The river performs this vanishing act several times. It reappears without warning, unfazed by its subterranean sojourn. There is no bubbling, to white water to betray its intentions. It emerges languidly from pitch-black depths, oozing like cane syrup through a primordial canyon.
Where the banks offer a less steep descent to its flow, the mud bears the signs of virtually every forest creature that depends upon it. The human-like prints of raccoons mingle with the arrow-point hooves of deer. In some places, these are all but obliterated by the unmistakable intrusion of feral hogs. Only a heard of dairy cattle could leave greater evidence of their visit.
The main course of the river runs through a wooded moonscape of smaller sinks, some of them dry, others holding water. Where the water slowly recedes, the cypress trees grow tall, their copper-colored trunks forming smooth columns among clutches of hickory and magnolia.

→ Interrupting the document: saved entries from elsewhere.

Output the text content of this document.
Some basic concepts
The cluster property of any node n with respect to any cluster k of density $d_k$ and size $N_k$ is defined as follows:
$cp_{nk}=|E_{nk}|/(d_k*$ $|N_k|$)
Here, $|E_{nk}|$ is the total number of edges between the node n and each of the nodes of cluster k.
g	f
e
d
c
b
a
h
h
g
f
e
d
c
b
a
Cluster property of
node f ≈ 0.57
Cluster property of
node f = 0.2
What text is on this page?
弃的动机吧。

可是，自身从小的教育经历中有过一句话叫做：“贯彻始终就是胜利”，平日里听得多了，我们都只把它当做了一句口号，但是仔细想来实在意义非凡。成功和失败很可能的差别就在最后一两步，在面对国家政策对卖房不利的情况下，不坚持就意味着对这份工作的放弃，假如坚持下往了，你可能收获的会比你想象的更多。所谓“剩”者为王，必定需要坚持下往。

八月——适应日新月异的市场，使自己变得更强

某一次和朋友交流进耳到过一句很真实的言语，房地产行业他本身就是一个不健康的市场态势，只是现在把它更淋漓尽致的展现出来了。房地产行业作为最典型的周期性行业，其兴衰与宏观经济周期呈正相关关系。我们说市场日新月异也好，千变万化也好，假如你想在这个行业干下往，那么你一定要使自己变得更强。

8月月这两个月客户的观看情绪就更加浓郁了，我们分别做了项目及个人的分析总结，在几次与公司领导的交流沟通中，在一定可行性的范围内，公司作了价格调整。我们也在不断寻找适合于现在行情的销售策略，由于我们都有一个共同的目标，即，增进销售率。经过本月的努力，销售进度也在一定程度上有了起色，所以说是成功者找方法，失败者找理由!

Each sinkhole is a new world to be explored. It is difficult to keep one's pack on in the Aucilla. The mouths of caves beckon seductively with promises of unexplored darkness, imparting an irresistible urge to abandon trail for an exploratory romp. The hole-riddled walls within the caves carry the texture of sandpaper and are cool and damp to the touch. A deeper probe into the darkness reveals the patient waters of the Aucilla, midnight black and well-digger cold.
It is easy to imagine the first of our kind living in this enchanting environment. There is a plentiful hunt offered by this forest, a tractless supply of fresh water for thirst, and a king's ransom of chert, the flinty component of limestone from which tools are fashioned.
The broken trees lie in shallow pool of organic, tannic water. It is the color of cane syrup, and appears to be possessed of a like viscosity.
Just off the trail, just beyond the double-blaze, they signal to those in the know that the direction of the trail will soon change.